Federal banking regulations require institutions to employ safe and sound practices when engaging in commercial lending activities, including leveraged lending. As a result of the SNC exam, the agencies will increase the frequency of leveraged lending reviews to ensure the level of risk is identified and managed.

In response to questions, the agencies also are releasing answers to FAQs on the guidance. The questions cover expectations when defining leveraged loans, supervisory expectations on the origination of non-pass leveraged loans, and other topics. The FAQ document is intended to advance industry and examiner understanding of the guidance, and promote consistent application in policy formulation, implementation, and regulatory supervisory assessments.

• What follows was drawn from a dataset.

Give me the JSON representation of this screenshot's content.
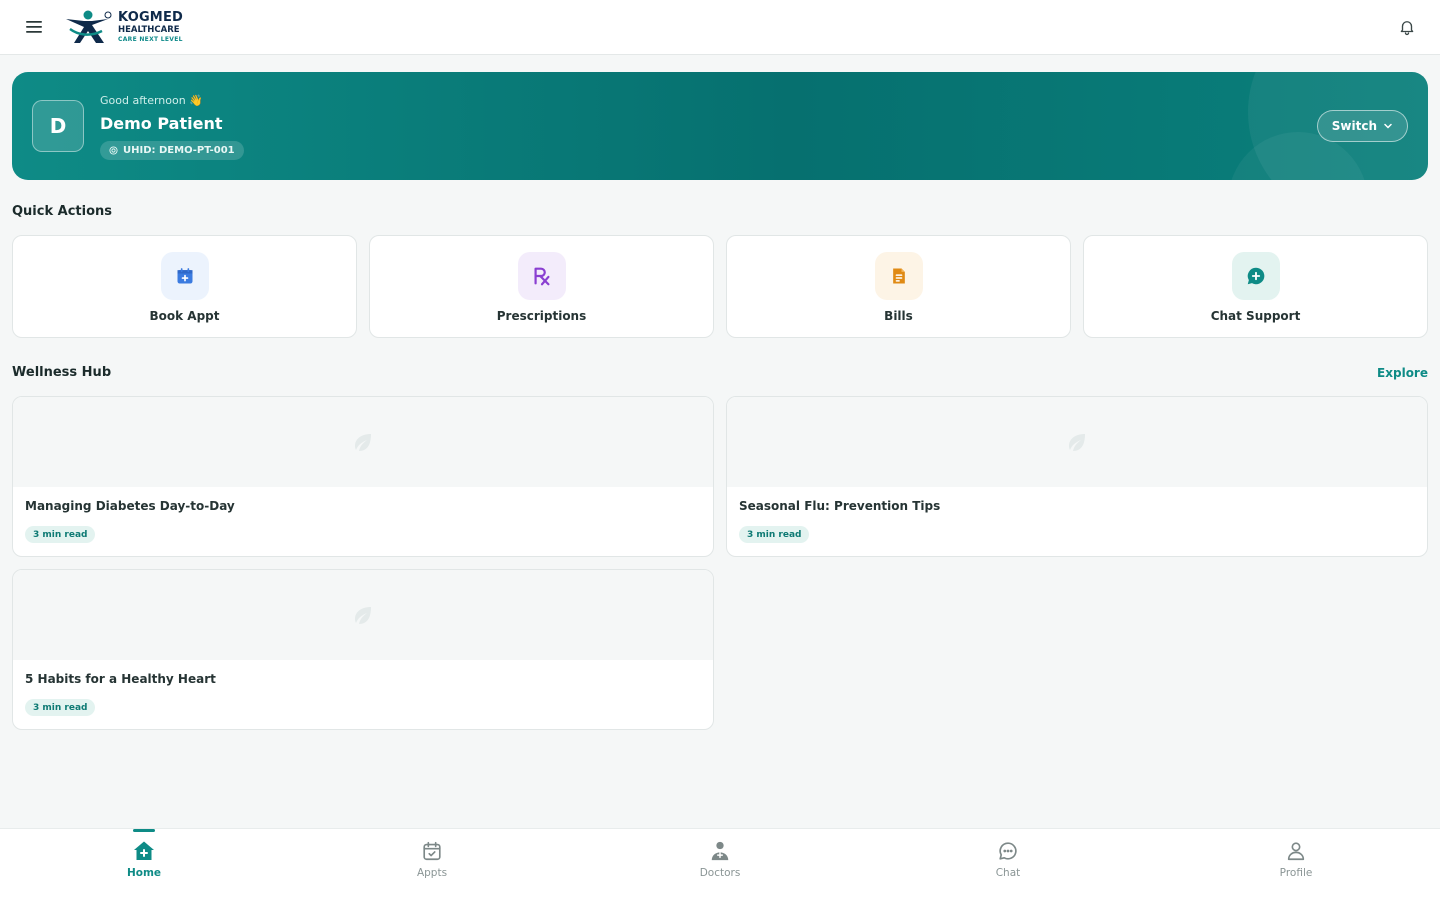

Other highlights of the 2014 SNC review:

Total SNC commitments increased by $379 billion to $3.39 trillion, or 12.6 percent from the 2013 review. Total SNC outstanding increased $206 billion to $1.57trillion, an increase of 15.2 percent.

Criticized assets increased from $302 billion to $341 billion, representing 10.1 percent of the SNC portfolio, compared with 10.0 percent in 2013. Criticized dollar volume increased 12.9 percent from the 2013 level.

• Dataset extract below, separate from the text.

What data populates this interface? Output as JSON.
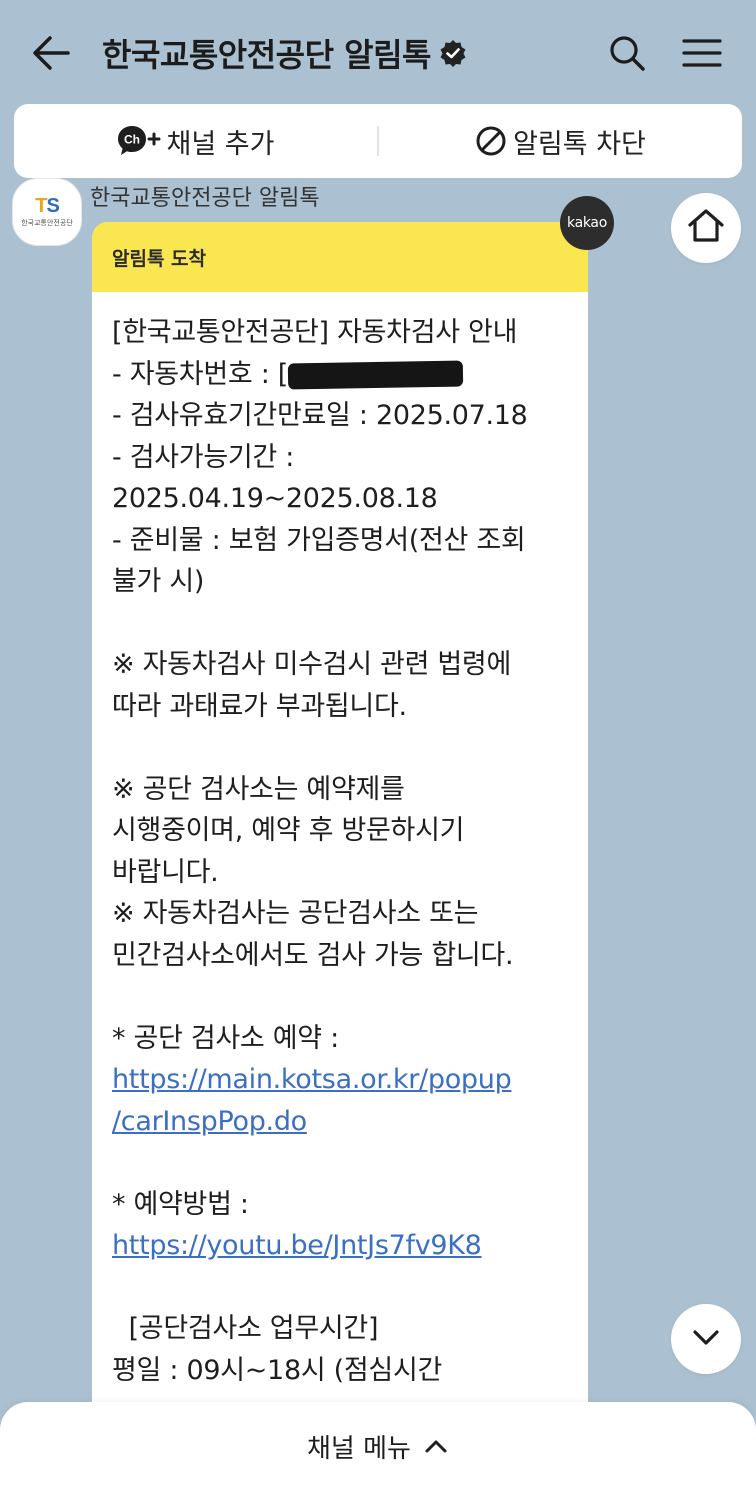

Leveraged loans comprised 72.9 percent of SNC loans rated special mention, 75.3 percent of all substandard loans, 81.6 percent of all doubtful loans, and 83.9 percent of all nonaccrual loans.

Classified assets increased from $187 billion to $191 billion, representing 5.6 percent of the portfolio, compared with 6.2 percent in 2013. Classified dollar volume increased 2.1 percent from 2013.

Credits rated special mention, which exhibit potential weakness and could result in further deterioration if uncorrected, increased from $115 billion to $149 billion, representing 4.4 percent of the portfolio, compared with 3.8 percent in 2013. Special mention dollar volume increased 29.6 percent from the 2013 level.
The overall severity of classifications declined, with credits rated as doubtful decreasing from $14.5 billion to $11.8 billion and assets rated as loss decreasing slightly from $8 billion to $7.8 billion. Loans that were rated either doubtful or loss account for 0.6 percent of the portfolio, compared with 0.7 percent in the prior review. Adjusted for losses, nonaccrual loans declined from $61 billion to $43billion, a 27.8percent reduction.

The distribution of credits across entity types—U.S. bank organizations, FBOs, and nonbanks—remained relatively unchanged. U.S. bank organizations owned 44.1 percent of total SNC loan commitments, FBOs owned 33.5 percent, and nonbanks owned 22.4 percent. Nonbanks continued to own a larger share of classified (73.6 percent) and nonaccrual (76.7 percent) assets than their total share of the SNC portfolio (22.4 percent). Institutions insured by the FDIC owned 10.1percent of classified assets and 6.7 percent of nonaccrual loans.
The SNC program was established in 1977 to provide an efficient and consistent review and analysis of SNCs. A SNC is any loan or formal loan commitment, and asset such as real estate, stocks, notes, bonds, and debentures taken as debts previously contracted, extended to borrowers by a federally supervised institution, its subsidiaries, and affiliates that aggregates $20 million or more and is shared by three or more unaffiliated supervised institutions. Many of these loan commitments also are participated with FBOs and nonbanks, including securitization pools, hedge funds, insurance companies, and pension funds.

In conducting the 2014 SNC Review, the agencies reviewed $975 billion of the $3.39 trillion credit commitments in the portfolio. The sample was weighted toward noninvestment grade and criticized credits. In preparing the leveraged loan supplement, the agencies reviewed $623 billion in commitments or 63.9 percent of leveraged borrowers, representing 81 percent of all leveraged loans by dollar commitments. The results of the review and supplement are based on analyses prepared in the second quarter of 2014 using credit-related data provided by federally supervised institutions as of December 31, 2013, and March 31, 2014.